Search code examples
apache-sparkpysparktransformer-model

Spark The Definitive Guide: Chapter 25 - Preprocessing and Feature Engineering


I do not understand when to use both 'fit' and 'transform' versus when to use 'transform' only.

The following transformers use both fit and transform:

  • Rformula
  • QuantileDiscretizer
  • StandardScaler
  • MinMaxScaler
  • MaxAbsScaler
  • StringIndexer
  • VectorIndexer
  • CountVectorizer
  • PCA
  • ChiSqSelector

The following transformers only use transform:

  • SQLTransformer
  • VectorAssembler
  • Bucketizer
  • ElementWiseProduct
  • Normalizer
  • IndexToString
  • OneHotEncoder
  • Tokenizer
  • RegexTokenizer
  • StopWordsRemover
  • NGram

I don't understand intuitively when to use both fit and transform versus when to use transform only.

Kindly explain.
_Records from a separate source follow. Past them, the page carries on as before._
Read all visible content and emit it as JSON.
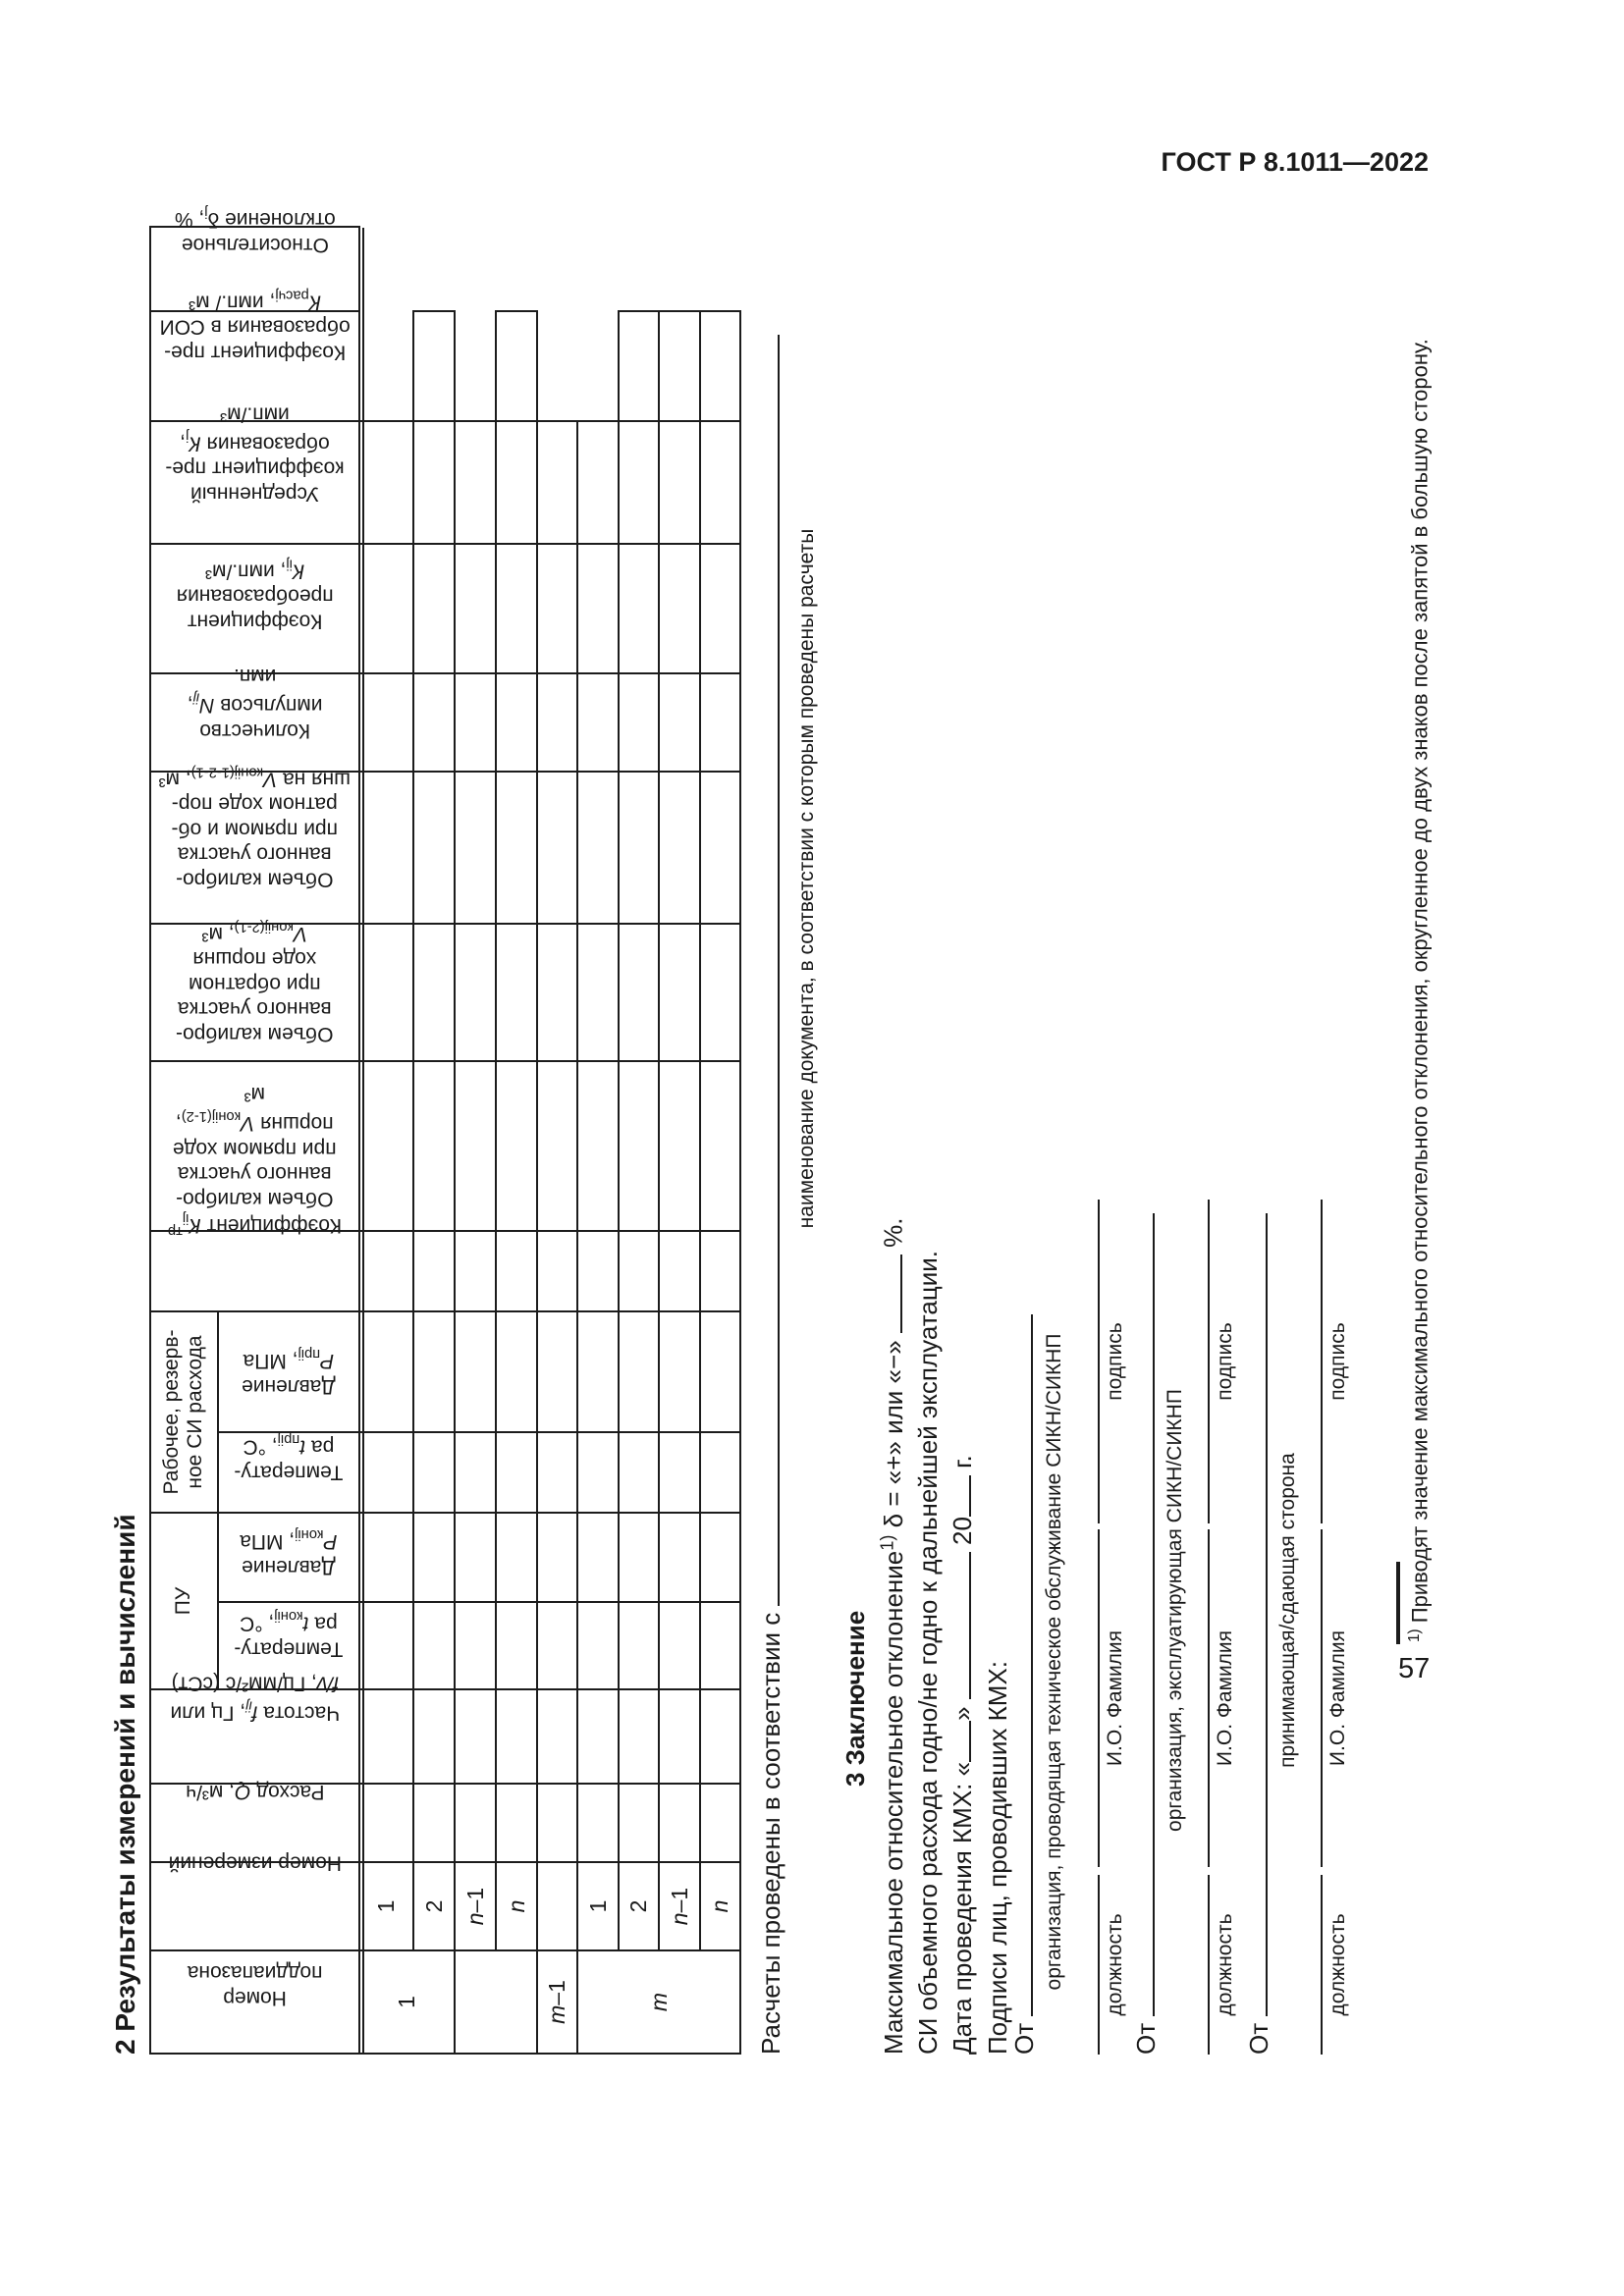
{
  "standard_header": "ГОСТ Р 8.1011—2022",
  "page_number": "57",
  "results_section": {
    "title": "2 Результаты измерений и вычислений",
    "table": {
      "cols": {
        "subrange": "Номер<br>поддиапазона",
        "measurement": "Номер измерений",
        "flow": "Расход <i>Q</i>, м³/ч",
        "freq": "Частота <i>f<sub>ij</sub></i>, Гц или<br><i>f/v</i>, Гц/мм²/с (сСт)",
        "pu_group": "ПУ",
        "pu_temp": "Температу-<br>ра <i>t</i><sub>конij</sub>, °С",
        "pu_press": "Давление<br><i>Р</i><sub>конij</sub>, МПа",
        "si_group": "Рабочее, резерв-<br>ное СИ расхода",
        "si_temp": "Температу-<br>ра <i>t</i><sub>прij</sub>, °С",
        "si_press": "Давление<br><i>Р</i><sub>прij</sub>, МПа",
        "ktr": "Коэффициент <i>К</i><sub>ij</sub><sup>тр</sup>",
        "vol_forward": "Объем калибро-<br>ванного участка<br>при прямом ходе<br>поршня <i>V</i><sub>конij(1-2)</sub>,<br>м³",
        "vol_reverse": "Объем калибро-<br>ванного участка<br>при обратном<br>ходе поршня<br><i>V</i><sub>конij(2-1)</sub>, м³",
        "vol_both": "Объем калибро-<br>ванного участка<br>при прямом и об-<br>ратном ходе пор-<br>шня на <i>V</i><sub>конij(1-2-1)</sub>, м³",
        "pulses": "Количество<br>импульсов <i>N<sub>ij</sub></i>,<br>имп.",
        "kij": "Коэффициент<br>преобразования<br><i>К</i><sub>ij</sub>, имп./м³",
        "kj": "Усредненный<br>коэффициент пре-<br>образования <i>К</i><sub>j</sub>,<br>имп./м³",
        "krasch": "Коэффициент пре-<br>образования в СОИ<br><i>К</i><sub>расчj</sub>, имп./ м³",
        "deviation": "Относительное<br>отклонение δ<sub>j</sub>, %"
      },
      "measurements": [
        "1",
        "2",
        "<i>n</i>–1",
        "<i>n</i>",
        "",
        "1",
        "2",
        "<i>n</i>–1",
        "<i>n</i>"
      ],
      "subranges": [
        "1",
        "",
        "<i>m</i>–1",
        "<i>m</i>"
      ]
    }
  },
  "calc_note": {
    "text": "Расчеты проведены в соответствии с",
    "caption": "наименование документа, в соответствии с которым проведены расчеты"
  },
  "conclusion": {
    "title": "3 Заключение",
    "max_deviation_before": "Максимальное относительное отклонение<sup>1)</sup> δ = «+» или «−»",
    "max_deviation_after": "%.",
    "fitness_line": "СИ объемного расхода годно/не годно к дальнейшей эксплуатации.",
    "date_prefix": "Дата проведения КМХ: «",
    "date_close_quote": "»",
    "date_year": "20",
    "date_suffix": "г.",
    "signatures_heading": "Подписи лиц, проводивших КМХ:",
    "from_label": "От",
    "org_service": "организация, проводящая техническое обслуживание СИКН/СИКНП",
    "org_operating": "организация, эксплуатирующая СИКН/СИКНП",
    "org_party": "принимающая/сдающая сторона",
    "sig_position": "должность",
    "sig_name": "И.О. Фамилия",
    "sig_sign": "подпись"
  },
  "footnote": "<sup>1)</sup> Приводят значение максимального относительного отклонения, округленное до двух знаков после запятой в большую сторону."
}
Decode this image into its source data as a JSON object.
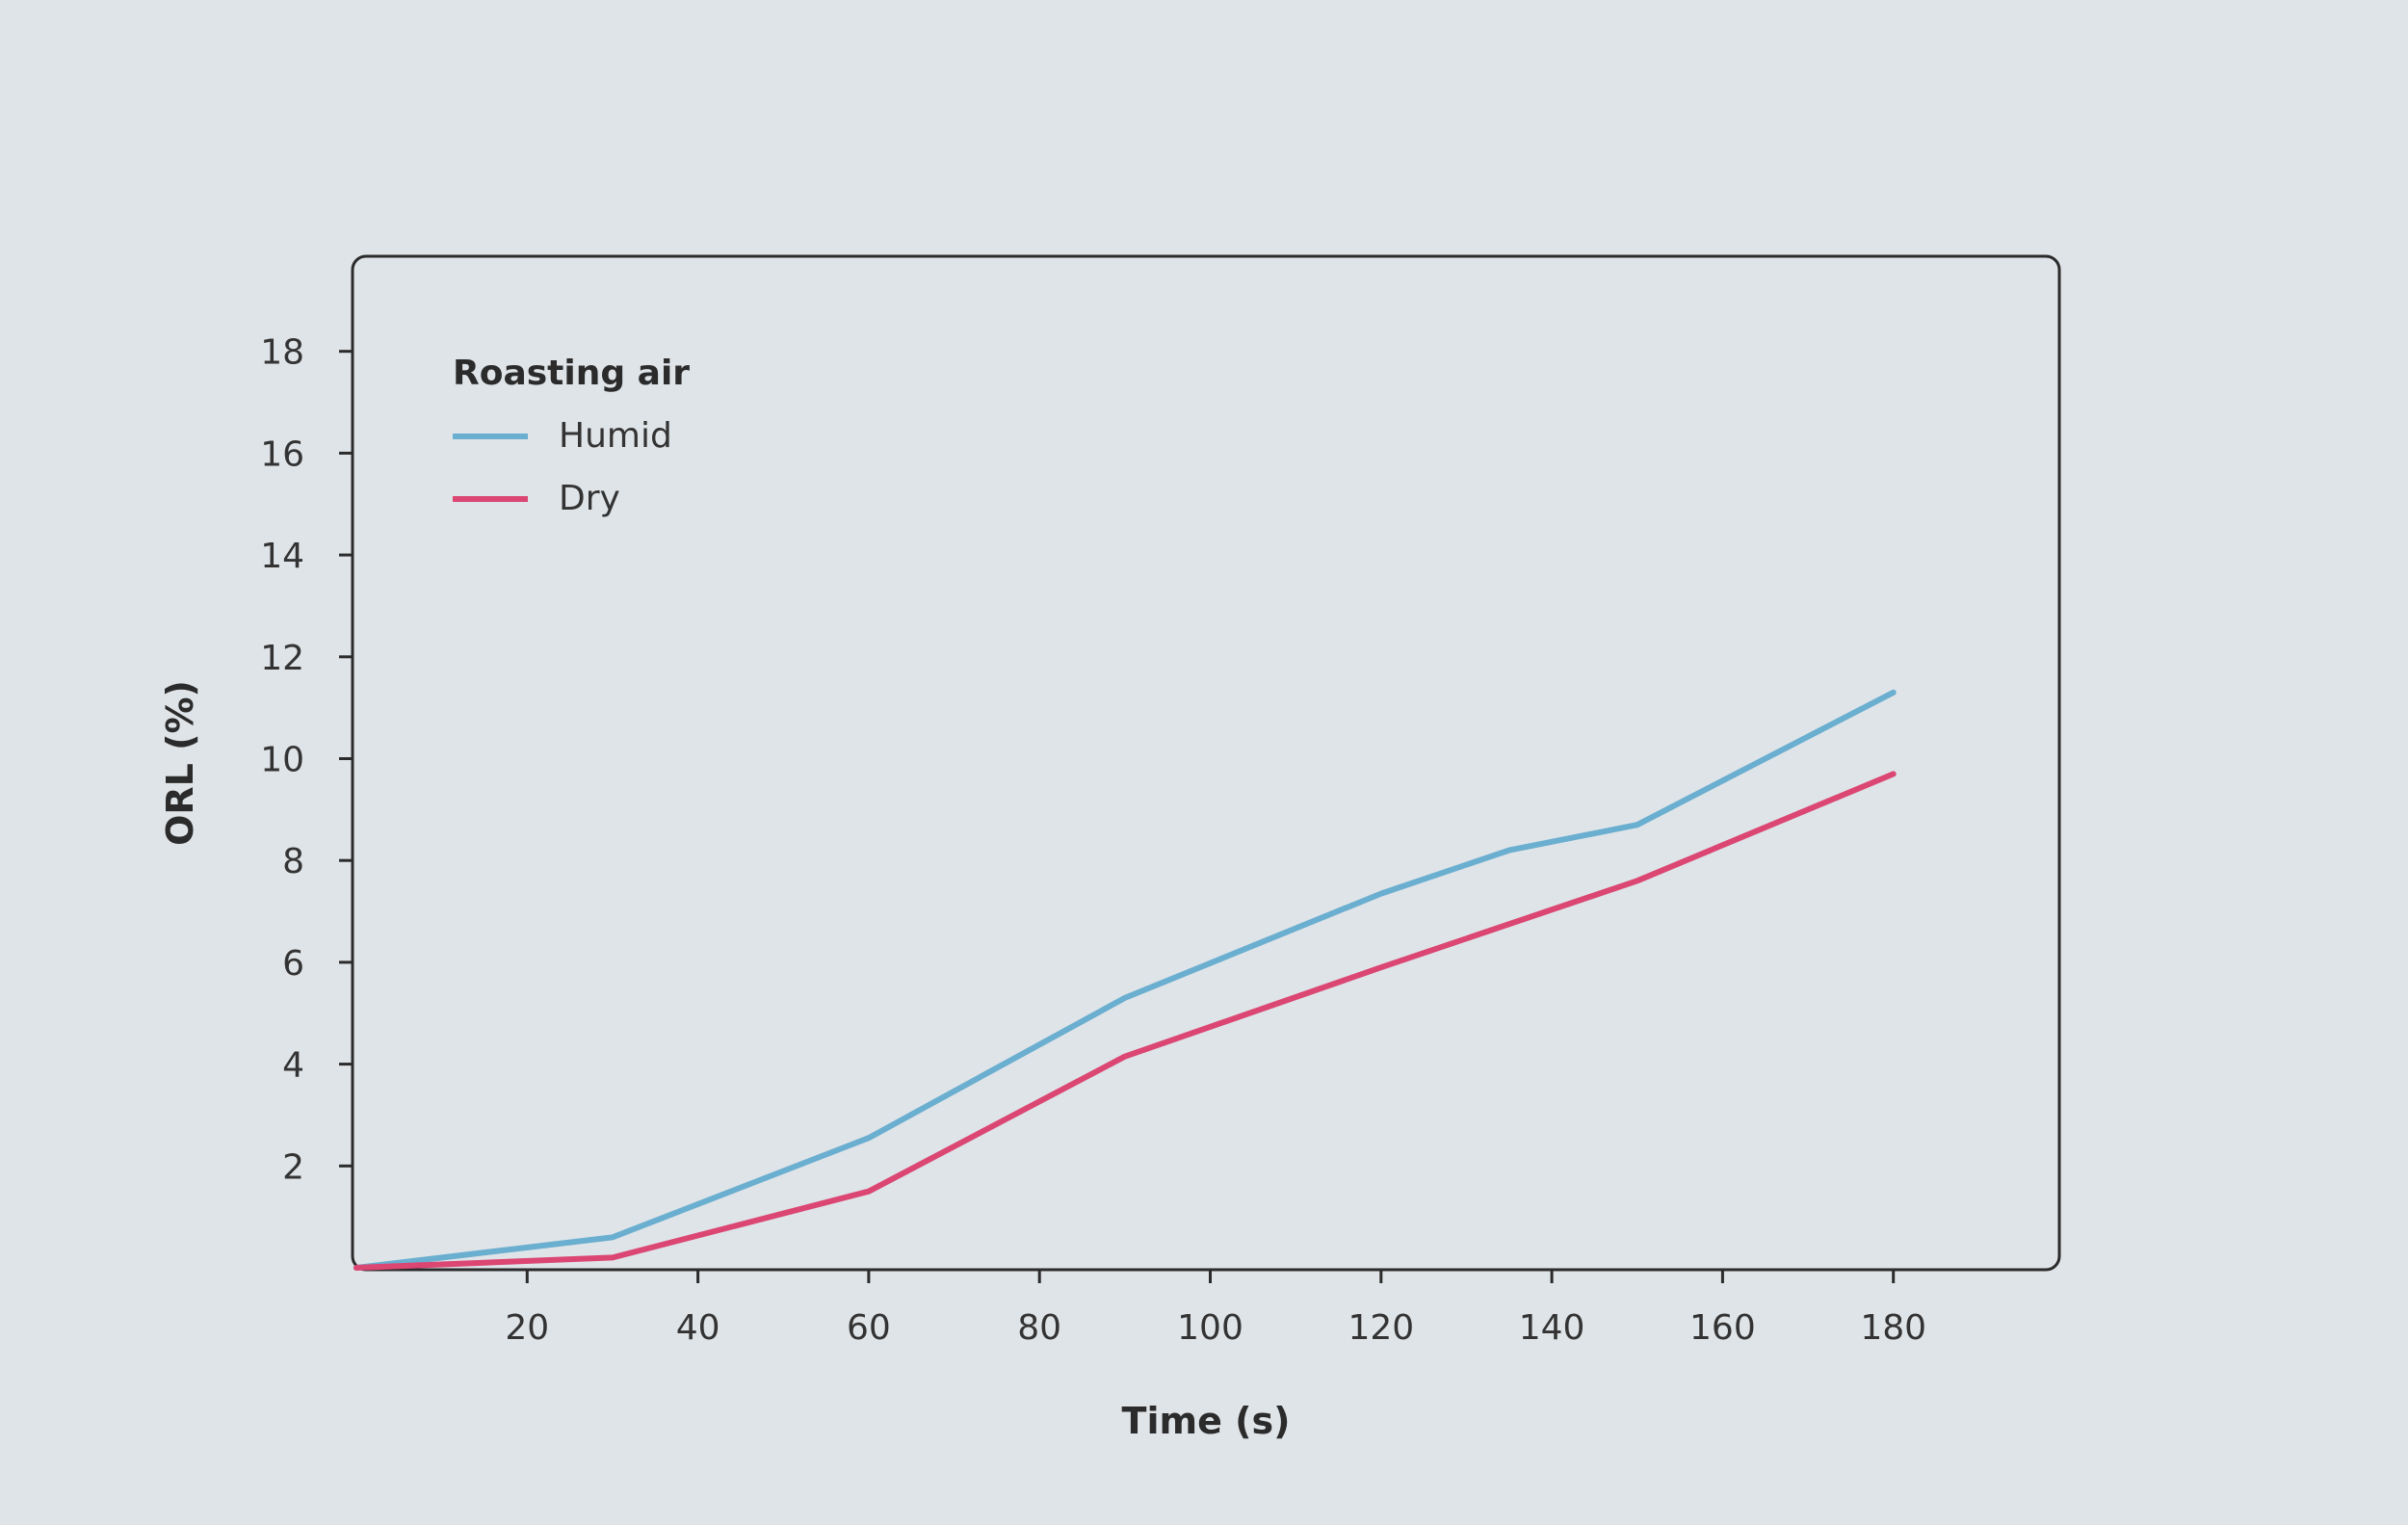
{
  "chart_data": {
    "type": "line",
    "xlabel": "Time (s)",
    "ylabel": "ORL (%)",
    "xlim": [
      0,
      200
    ],
    "ylim": [
      0,
      20
    ],
    "x_ticks": [
      20,
      40,
      60,
      80,
      100,
      120,
      140,
      160,
      180
    ],
    "y_ticks": [
      2,
      4,
      6,
      8,
      10,
      12,
      14,
      16,
      18
    ],
    "grid": false,
    "legend": {
      "title": "Roasting air",
      "placement": "top-left"
    },
    "series": [
      {
        "name": "Humid",
        "color": "#6aaed0",
        "x": [
          0,
          30,
          60,
          90,
          120,
          135,
          150,
          180
        ],
        "y": [
          0,
          0.6,
          2.55,
          5.3,
          7.35,
          8.2,
          8.7,
          11.3
        ]
      },
      {
        "name": "Dry",
        "color": "#db4673",
        "x": [
          0,
          30,
          60,
          90,
          120,
          150,
          180
        ],
        "y": [
          0,
          0.2,
          1.5,
          4.15,
          5.9,
          7.6,
          9.7
        ]
      }
    ]
  }
}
Thanks.


Solution

  • Ultimately, all of these components are there to 'transform' data, to index / scale / bucketize, etc. Some of them do not need to know anything about the data to do their work. For example, StopWordsRemover just applies a list of stop words to remove, regardless of the data.

    Some components do need to understand the data they're operating on in order to transform it correctly. For example MinMaxScaler needs to know the min/max of the data to perform the scaling.

    So, all of these expose a transform() method, but only some need to be fit() on the data first.